Configuring node affinity and toleration¶
This page describes how to configure node affinity and toleration for MLOps scorers (pods). Test.
Note
For more information on node affinity and toleration, refer to the following pages in the official Kubernetes documentation:
Understanding node affinity and toleration¶
As stated in the official Kubernetes documentation, "node affinity is a property of Pods that attracts them to a set of nodes, either as a preference or a hard requirement. Taints are the opposite—they allow a node to repel a set of pods. Tolerations are applied to pods, and allow (but do not require) the pods to schedule onto nodes with matching taints." In the case of MLOps, these options let you ensure that scorers (pods) are scheduled onto specific machines (nodes) in a cluster that have been set up for machine learning tasks.
Setup¶
In order to provide options for selecting node affinity and toleration when deploying a model, an admin must set up node affinity and toleration when installing MLOps.
Note
MLOps supports all resources of the Kubernetes API. For more information, refer to the official Kubernetes API Reference page.
Node affinity¶
The following is an example of how node affinity can be set up when installing MLOps.
kubernetes_node_affinity_shortcuts = [
{
name = "required-gpu-preferred-v100"
display_name = "GPU (Tesla V100)"
description = "Deploys on GPU-enabled nodes only, preferably one with Tesla V100 GPU."
affinity = {
required_during_scheduling_ignored_during_execution = {
node_selector_terms = [
{
match_expressions = [
{
key = "gpu-type"
operator = "Exists"
}
]
}
]
}
preferred_during_scheduling_ignored_during_execution = [
{
weight = 1
preference = {
match_expressions = [
{
key = "gpu-type"
operator = "In"
values = ["tesla-v100"]
}
]
}
}
]
}
}
]
In the preceding example, the first block contains the standard name
, display_name
, and description
fields required by Kubernetes. The second block (required_during_scheduling...
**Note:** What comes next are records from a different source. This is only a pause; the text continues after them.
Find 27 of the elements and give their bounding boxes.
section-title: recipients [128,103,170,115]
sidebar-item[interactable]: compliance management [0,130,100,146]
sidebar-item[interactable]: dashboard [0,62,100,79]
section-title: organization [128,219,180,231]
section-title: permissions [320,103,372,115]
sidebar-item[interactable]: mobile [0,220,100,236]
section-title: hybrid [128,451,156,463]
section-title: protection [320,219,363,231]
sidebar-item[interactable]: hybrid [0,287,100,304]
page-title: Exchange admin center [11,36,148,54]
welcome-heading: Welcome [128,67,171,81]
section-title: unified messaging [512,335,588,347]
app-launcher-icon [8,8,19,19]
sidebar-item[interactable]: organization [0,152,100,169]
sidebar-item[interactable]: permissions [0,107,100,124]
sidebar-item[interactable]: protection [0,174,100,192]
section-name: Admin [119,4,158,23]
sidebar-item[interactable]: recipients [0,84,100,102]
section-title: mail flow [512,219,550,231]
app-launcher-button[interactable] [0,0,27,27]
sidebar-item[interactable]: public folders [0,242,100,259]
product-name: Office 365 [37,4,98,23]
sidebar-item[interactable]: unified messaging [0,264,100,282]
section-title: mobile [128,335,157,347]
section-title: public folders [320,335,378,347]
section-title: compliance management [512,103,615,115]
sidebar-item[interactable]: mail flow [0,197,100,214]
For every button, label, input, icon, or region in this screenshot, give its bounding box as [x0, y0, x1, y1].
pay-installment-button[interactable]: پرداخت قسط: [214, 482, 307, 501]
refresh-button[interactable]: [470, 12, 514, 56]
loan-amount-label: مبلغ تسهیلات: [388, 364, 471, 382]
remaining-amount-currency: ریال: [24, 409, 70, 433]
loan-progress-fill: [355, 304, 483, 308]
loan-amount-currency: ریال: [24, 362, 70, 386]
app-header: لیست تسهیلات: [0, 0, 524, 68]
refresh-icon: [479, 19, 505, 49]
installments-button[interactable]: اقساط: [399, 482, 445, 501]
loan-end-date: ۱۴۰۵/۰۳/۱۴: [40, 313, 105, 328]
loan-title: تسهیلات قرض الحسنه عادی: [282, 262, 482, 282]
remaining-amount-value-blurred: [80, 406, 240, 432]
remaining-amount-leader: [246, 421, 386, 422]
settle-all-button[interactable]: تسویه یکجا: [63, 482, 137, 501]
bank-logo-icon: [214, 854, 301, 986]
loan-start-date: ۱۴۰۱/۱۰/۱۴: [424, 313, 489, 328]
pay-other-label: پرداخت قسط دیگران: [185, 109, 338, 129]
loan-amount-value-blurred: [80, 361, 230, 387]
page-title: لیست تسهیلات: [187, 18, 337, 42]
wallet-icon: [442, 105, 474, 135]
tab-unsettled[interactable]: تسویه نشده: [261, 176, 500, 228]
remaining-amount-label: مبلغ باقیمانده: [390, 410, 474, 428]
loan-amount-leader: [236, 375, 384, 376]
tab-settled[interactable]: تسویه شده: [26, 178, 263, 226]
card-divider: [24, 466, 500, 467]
) specifies the required node affinity matches. In the preceding example, the node is required to have a label named gpu-type
in order for the deployed model to be scheduled on it. The third block (preferred_during_scheduling...
) contains the preferred node affinity matches. In the preceding example, any node with a gpu-type
label set to tesla-v100
is preferred, but not required.
Toleration¶
The following is an example of how toleration can be set up when installing MLOps:
kubernetes_toleration_shortcuts = [
{
name = "gpu-jobs-only"
display_name = "Specialized GPU nodes OK"
description = "Tolerates nodes that are meant only for jobs requiring GPUs."
tolerations = [
{
effect = "NoSchedule"
key = "gpu-jobs-only"
operator = "Exists"
}
]
},
{
name = "disk-pressure-tolerant"
display_name = "Disk-pressure tolerant"
description = "Tolerates nodes under disk pressure. Useful for short term models of negligible size."
tolerations = [
{
effect = "NoSchedule"
key = "node.kubernetes.io/disk-pressure"
operator = "Exists"
}
]
}
]
In the preceding example, the first toleration (gpu-jobs-only
) allows the model to be deployed on any node that has a taint called gpu-jobs-only
. Nodes with this taint typically refuse new pods from being scheduled on them, but applying this toleration allows a model to be scheduled.
The second toleration (disk-pressure-tolerant
) allows the model to be deployed on a node that is under memory pressure. By default, Kubernetes applies the node.kubernetes.io/disk-pressure
taint to any node that is running low on disk space, and therefore refuses any new pods to be scheduled on those nodes. Applying this toleration, however, allows a model to be scheduled on nodes with this taint.